Each of these fails on a different existing tool, for a different reason.

Why the existing tools don’t fit

Khoj and the RAG-over-documents family index files and do semantic search over them. The pipeline is fixed: parse, chunk, embed, store, query. That’s the wrong shape for “what did Velotix pay me in September 2024” — which is a fact lookup in a specific document, not a similarity match across the corpus. Once you’ve committed to chunking and embedding as your only extractions, you can’t later ask the system to materialise a new extraction layer (say, “extract all monetary amounts from invoices”) without reingesting the whole corpus. The architecture doesn’t have a seam for it.

Paperless-ngx manages documents beautifully — OCR, tags, full-text search, a pleasant web UI, the lot. It solves the “where is that document” problem decisively. It does not reason about the content. “Which subscriptions auto-renew in the next sixty days?” is a structured-extraction question about a specific document class; Paperless will help you find the invoices, but not answer the question.

Obsidian, Logseq, SiYuan are authoring tools. They index what you write, not what you receive. “What’s the warranty status on the water heater?” is a question about a receipt and a warranty PDF you were sent, not a note you took. Asking an authoring tool to be a retrieval system for documents you’ve accumulated is asking it to be something it isn’t.

Karpathy’s LLM Wiki, which went viral in April 2026, is the closest thing to a coherent vision in the space.

What Karpathy’s wiki does, and what it doesn’t

The pattern is: raw sources go into raw/, an LLM “compiles” them into structured, interlinked wiki articles in wiki/, and an index file lets the LLM navigate at query time without loading everything into context. For research — Karpathy’s own wiki on a single topic grew to roughly 100 articles and 400,000 words — it works well. The key claim is that RAG’s problem (chunking losing context) disappears when the articles are already human-readable summaries written by an LLM that read the full context.
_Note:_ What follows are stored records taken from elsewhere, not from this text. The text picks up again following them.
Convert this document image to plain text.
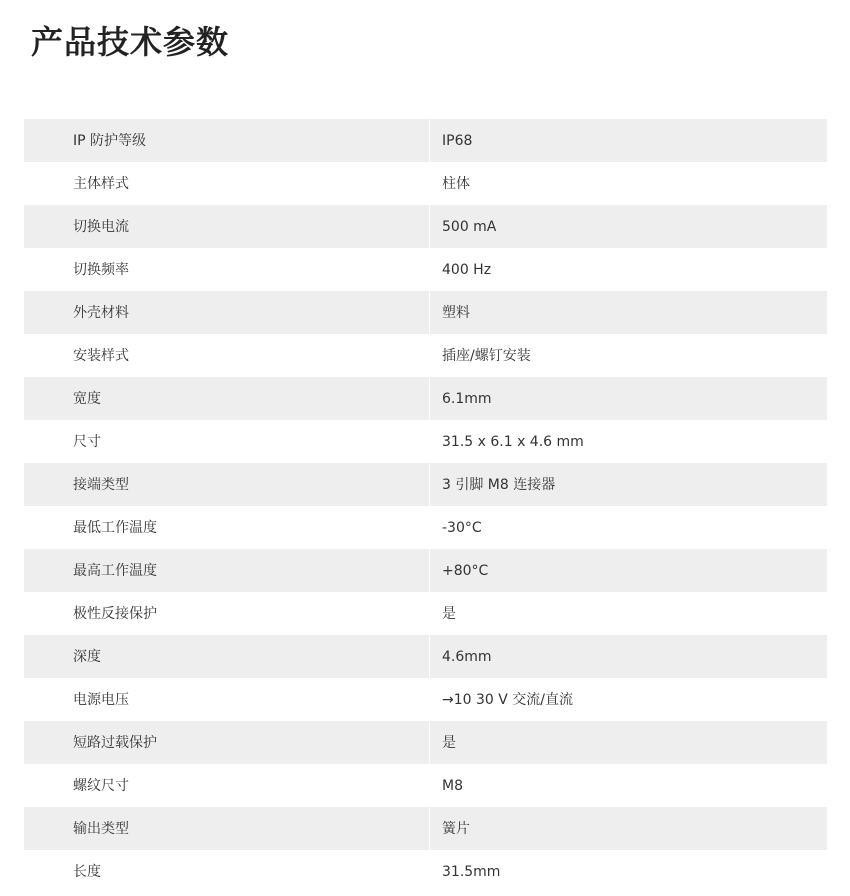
产品技术参数
IP 防护等级	IP68
主体样式	柱体
切换电流	500 mA
切换频率	400 Hz
外壳材料	塑料
安装样式	插座/螺钉安装
宽度	6.1mm
尺寸	31.5 x 6.1 x 4.6 mm
接端类型	3 引脚 M8 连接器
最低工作温度	-30°C
最高工作温度	+80°C
极性反接保护	是
深度	4.6mm
电源电压	→10 30 V 交流/直流
短路过载保护	是
螺纹尺寸	M8
输出类型	簧片
长度	31.5mm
It does one thing beautifully. But it does one thing. Five differences between Karpathy’s wiki and what I want:

Fixed compilation vs. pluggable transforms. The wiki pattern has one transform: “compile to wiki article.” Every raw document contributes to the same flat wiki/concepts/ namespace. What I want is a system where the same contract.pdf can be extracted by Pandoc, by Docling (with layout and tables), by Unstructured (for email and odd formats), and by future transforms — date extraction, entity extraction, subscription detection — that don’t exist yet. Karpathy’s architecture has one seam; I need many.
No dependency tracking vs. content-addressed cascading invalidation. When a raw source changes in the wiki, you recompile manually. The architecture I want keys every artifact on (input_hash, producer_name, producer_version, producer_config_hash). Bump Docling’s version, and every downstream transform that used its extraction misses the cache automatically. No explicit “invalidate everything downstream” logic is needed — hash-based keys do it.
Thematic coherence vs. heterogeneous corpus. The wiki pattern works when your raw folder is “papers on attention mechanisms” — attention means one thing, gets one article, accumulates refinements. It breaks when your raw folder is “everything about my life”, because contract means one thing in a legal document, something else in a work document, and nothing in a takeaway menu. The LLM over-merges (collapsing distinct concepts into mush) or over-splits (concepts/contract-legal, concepts/contract-employment, concepts/contract-service, at which point the index is a mess). My corpus is 2,107 documents spanning PDFs, Word files, emails, spreadsheets, HTML archives, LaTeX manuscripts, Org-mode notes, old-format .doc files. No thematic coherence to be had.
Reference work vs. multi-view. Karpathy’s output is an encyclopaedia: “tell me what I know about X.” Of the four questions I opened this post with, not one is encyclopaedia-shaped. “When did I last see my doctor?” wants a timeline. “What did Velotix pay me in September 2024?” wants a specific invoice with fields intact, not a concept article summarising “Guy received payments from Velotix.” Compressing to a wiki loses exactly the structure that makes these questions answerable.
One LLM pass vs. LLM as compiler throughout a DAG. The wiki’s LLM is invoked once per article. In the architecture I want, an LLM is both the transform factory (when a query needs something the existing transforms can’t answer, the LLM proposes a new one) and the planner (does this question justify materialising a new view across the corpus, or should I answer it directly from the raw documents?). Karpathy validates LLM as compiler over documents in one shape. I want to generalise it to a compilation graph.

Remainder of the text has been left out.